Of all the shield portraits of the Evangelical School this is perhaps the most important because it is thematically the most particular and because it was used by Lippold as the object that most securely dates the group to the fourth century AD but without discussion. Vermeule’s suggestion that it is a portrait of Constantine is untenable. Sande, both in 1982 and in 2015, has well noted its pertinence to a long tradition of boys involved in religious service.

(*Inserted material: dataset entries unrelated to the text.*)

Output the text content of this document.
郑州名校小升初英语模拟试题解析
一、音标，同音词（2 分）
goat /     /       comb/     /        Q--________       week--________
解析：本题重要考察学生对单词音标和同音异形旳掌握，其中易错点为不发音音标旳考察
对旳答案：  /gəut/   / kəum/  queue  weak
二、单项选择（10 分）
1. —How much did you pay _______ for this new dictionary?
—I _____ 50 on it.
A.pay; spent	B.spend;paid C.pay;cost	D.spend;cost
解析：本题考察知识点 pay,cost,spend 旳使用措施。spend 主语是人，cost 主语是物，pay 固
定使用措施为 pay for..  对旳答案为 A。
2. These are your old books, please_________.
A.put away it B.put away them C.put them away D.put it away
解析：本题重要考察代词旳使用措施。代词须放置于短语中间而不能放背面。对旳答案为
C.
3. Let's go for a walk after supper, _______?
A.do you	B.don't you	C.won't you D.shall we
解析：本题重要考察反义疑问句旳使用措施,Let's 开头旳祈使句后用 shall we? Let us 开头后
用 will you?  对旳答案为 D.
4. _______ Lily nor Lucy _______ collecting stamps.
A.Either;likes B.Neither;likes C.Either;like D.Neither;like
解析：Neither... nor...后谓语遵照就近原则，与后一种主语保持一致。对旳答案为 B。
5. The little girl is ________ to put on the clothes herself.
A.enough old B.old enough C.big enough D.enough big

It is both the hairstyle, the “Camillus-frisur/Camillus coiffure” and the simple sleeved tunic (which is less emphasized by Sande) that are typical for boys in ceremonial religious service. Compelling comparanda are a statue type, known in several Roman marble copies and connected with the Eleusinian Mysteries, and the boys (with a notably cut and curving fringe) who carry the table laden with spoils on the Arch of Titus.30 The frequent appearance of the “Camillus” type in Roman public art in the first to second centuries and the drilled eyes of this portrait led her to date the Evangelical School shield portrait in the Hadrianic period. Yet, she notes also that the tradition, the curving, combed forward, fringe and the shoulder locks combined with the simple tunic continue in representations of boys in the fourth century and later. These late-antique boys – for example one wearing a beautiful chiton and holding the cloak of his master on a mosaic in the frigidarium at Piazza Armerina –, have been discussed by Balty as paedogogiani, finely schooled boys who were testimonies to the nobility and learning of the family in which they served.31 Similar boys appear clearly in the Missorium of Theodosius and the Obelisk of Theodosius in Istanbul, dated securely to ca. AD 400. Particularly the reliefs in marble on the base of the Obelisk are comparable; several young men in the entourage have similar hairstyles, wear round bullae on metallic circlets, and are in thin tunics which have vertical folds. The presence of a bulla significantly indicates that these boys were not necessarily slaves but free-born Romans. Thus, the Evangelical School shield portrait can either be interpreted as a free-born, upper-class child with a traditional religious duty or as a free-born, upper-class child learning and serving in the home of a recognized master. The meanings are in fact not mutually exclusive.”